Ecumen
- Type: Nonprofit organization
- Industry: Senior housing and services
- Genre: Senior housing and senior services
- Founded: Red Wing, Minnesota, 1862
- Founder: Lutheran Church
- Headquarters: Shoreview, Minnesota, United States
- Number of locations: 43 (2010)
- Area served: National
- Key people: Shelley Kendrick, President and CEO; Brett Anderson, SVP Chief Ecosystem and Operations Officer; Mel Sullivan, SVP Chief People Officer; Mo Alam, SVP of Administration & CFO
- Services: Assisted living, memory care, long-term care, home care, at-home services, senior housing development
- Revenue: $125.8 million (2009)
- Operating income: $937,000 (2009)
- Net income: $3.8 million (2009)
- Total assets: $246 million (2009)
- Total equity: $37 million
- Number of employees: 3,600 (2009)
- Divisions: Housing and Services Operations and Management, Senior Housing Development
- Website: ecumen.org

= Ecumen =

Ecumen is one of the United States' largest and oldest non-profit senior housing and services companies. Affiliated with the Evangelical Lutheran Church in America (ELCA), Ecumen was founded in 1862 and is headquartered in Shoreview, Minnesota. It is governed by a 17-member board of trustees, and its president and CEO is Kathryn Roberts. Shelley Kendrick has been named Ecumen’s incoming President and CEO, effective Feb. 4. Currently Ecumen’s SVP of Operations and COO, Shelley succeeds Kathryn Roberts, who has led the organization since 2003. Kathryn will continue to serve as CEO Emeritus, leading Ecumen Philanthropy.

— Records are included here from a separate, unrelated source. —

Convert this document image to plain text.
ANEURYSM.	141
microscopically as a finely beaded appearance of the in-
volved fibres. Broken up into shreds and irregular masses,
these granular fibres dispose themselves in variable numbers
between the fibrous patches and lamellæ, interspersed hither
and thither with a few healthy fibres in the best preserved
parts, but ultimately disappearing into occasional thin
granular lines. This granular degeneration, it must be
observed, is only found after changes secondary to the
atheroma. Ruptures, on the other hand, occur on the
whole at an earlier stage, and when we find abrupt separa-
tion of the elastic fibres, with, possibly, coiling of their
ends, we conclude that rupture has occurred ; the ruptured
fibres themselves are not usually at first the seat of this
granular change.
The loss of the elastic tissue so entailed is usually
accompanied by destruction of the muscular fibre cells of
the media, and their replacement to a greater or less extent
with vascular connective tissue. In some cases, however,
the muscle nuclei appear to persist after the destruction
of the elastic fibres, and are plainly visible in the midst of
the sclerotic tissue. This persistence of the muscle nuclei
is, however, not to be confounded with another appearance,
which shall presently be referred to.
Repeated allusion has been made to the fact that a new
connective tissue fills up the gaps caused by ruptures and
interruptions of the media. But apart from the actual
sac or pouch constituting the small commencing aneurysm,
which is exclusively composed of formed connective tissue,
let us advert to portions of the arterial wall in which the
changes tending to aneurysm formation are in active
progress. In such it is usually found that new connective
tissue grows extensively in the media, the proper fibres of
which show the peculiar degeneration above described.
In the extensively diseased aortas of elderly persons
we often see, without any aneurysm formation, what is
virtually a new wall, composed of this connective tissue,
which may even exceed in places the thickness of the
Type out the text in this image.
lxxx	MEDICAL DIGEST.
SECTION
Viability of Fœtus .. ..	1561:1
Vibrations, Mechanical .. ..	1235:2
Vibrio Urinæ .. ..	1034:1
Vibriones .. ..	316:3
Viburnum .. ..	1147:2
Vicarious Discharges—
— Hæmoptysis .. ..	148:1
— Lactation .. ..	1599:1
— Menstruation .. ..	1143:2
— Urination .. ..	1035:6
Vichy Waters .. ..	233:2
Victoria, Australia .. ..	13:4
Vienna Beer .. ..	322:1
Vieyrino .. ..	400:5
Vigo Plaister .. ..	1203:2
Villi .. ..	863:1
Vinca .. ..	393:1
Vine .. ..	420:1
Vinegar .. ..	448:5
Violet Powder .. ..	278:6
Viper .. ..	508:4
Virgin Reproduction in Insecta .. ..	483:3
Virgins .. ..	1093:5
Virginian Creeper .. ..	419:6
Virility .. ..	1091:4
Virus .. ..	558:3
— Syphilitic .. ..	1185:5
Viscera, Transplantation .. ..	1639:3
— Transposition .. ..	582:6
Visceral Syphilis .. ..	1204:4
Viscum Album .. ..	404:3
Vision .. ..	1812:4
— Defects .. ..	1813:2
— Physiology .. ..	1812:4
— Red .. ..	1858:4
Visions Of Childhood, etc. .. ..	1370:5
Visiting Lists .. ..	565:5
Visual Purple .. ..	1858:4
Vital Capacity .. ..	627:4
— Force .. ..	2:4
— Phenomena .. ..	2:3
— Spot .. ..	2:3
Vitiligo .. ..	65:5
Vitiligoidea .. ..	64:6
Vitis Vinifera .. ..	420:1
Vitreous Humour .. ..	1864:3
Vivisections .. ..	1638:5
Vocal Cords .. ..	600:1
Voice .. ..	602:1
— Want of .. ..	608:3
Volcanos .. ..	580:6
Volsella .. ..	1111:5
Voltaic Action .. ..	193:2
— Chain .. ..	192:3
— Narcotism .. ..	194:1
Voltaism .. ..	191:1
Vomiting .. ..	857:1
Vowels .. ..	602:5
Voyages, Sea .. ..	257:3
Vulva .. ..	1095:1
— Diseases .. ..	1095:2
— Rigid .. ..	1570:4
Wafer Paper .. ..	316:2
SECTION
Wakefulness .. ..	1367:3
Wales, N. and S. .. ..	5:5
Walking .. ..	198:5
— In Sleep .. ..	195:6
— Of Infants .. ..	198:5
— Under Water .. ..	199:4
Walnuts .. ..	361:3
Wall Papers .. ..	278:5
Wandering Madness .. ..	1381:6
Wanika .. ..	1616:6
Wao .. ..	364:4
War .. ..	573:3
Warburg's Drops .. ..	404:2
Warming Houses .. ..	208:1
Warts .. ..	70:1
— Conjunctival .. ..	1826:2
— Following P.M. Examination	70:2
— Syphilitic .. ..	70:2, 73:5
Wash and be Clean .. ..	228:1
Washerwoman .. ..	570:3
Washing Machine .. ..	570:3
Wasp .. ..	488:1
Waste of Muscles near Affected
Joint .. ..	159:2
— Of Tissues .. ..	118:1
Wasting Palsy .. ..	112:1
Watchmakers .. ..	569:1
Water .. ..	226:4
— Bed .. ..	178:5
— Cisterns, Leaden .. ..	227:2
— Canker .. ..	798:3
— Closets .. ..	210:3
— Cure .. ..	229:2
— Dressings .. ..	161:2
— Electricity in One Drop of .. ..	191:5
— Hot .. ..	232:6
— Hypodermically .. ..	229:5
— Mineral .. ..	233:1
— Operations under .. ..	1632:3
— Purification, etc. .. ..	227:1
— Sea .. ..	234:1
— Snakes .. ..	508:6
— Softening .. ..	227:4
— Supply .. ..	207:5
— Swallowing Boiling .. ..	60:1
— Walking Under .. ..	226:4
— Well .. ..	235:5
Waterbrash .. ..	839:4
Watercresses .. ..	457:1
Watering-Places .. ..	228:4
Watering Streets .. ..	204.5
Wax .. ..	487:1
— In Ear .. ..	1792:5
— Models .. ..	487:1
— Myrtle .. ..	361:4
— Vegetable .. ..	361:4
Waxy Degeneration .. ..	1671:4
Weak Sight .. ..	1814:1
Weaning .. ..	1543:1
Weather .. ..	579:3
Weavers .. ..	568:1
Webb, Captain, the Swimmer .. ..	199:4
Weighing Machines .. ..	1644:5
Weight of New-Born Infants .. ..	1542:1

Ecumen operates more than 70 senior housing and long-term care centers in Minnesota, Wisconsin, North Dakota and Idaho. This includes approximately 4,000 housing and care center units. Ecumen’s housing and service options include independent living, at-home residential services and home care, adult day services, assisted living housing, hospice, memory care housing and nursing homes that provide long-term care and short-term rehabilitative services.

In addition to direct-to-consumer services, Ecumen provides national senior housing development services, clinical consulting and management services to third parties.

Ecumen has more than 12,000 customers and employs approximately 4,000 people. Its 2009 revenues were $125.8 million. Ecumen was named ten for straight years (2004 to 2014) as one of Minnesota's "Best Places to Work" by the Minneapolis/St. Paul Business Journal.

==History==
Ecumen began as a Lutheran social services agency in 1862, providing foster care services to children orphaned in the Dakota Conflict. By the early 20th century had it become a full-time operator of senior housing and services in Minnesota.

The company has been known under several different names throughout its history. In 1876 it became the Board of the Society of Mercy. In 1923 it became the Board of Christian Service, and 1962 it was named the Board of Social Ministry. Finally, in 2004 it became Ecumen, from the Greek word oikos, meaning "home".

In 2003, Kathryn Roberts, who had formerly been the executive director of the Minnesota Zoo, was named president and CEO. Due to America's demographic shift, Roberts has directed Ecumen's growth, including expansion of residential housing and services outside of Minnesota to Wisconsin, North Dakota and Idaho, as well as the launch of a senior housing development division that operates nationally. Ecumen has also moved into new services, including digital health technology and specialized residential housing and services to serve people who deal with behavioral challenges caused by Alzheimer's disease and dementia.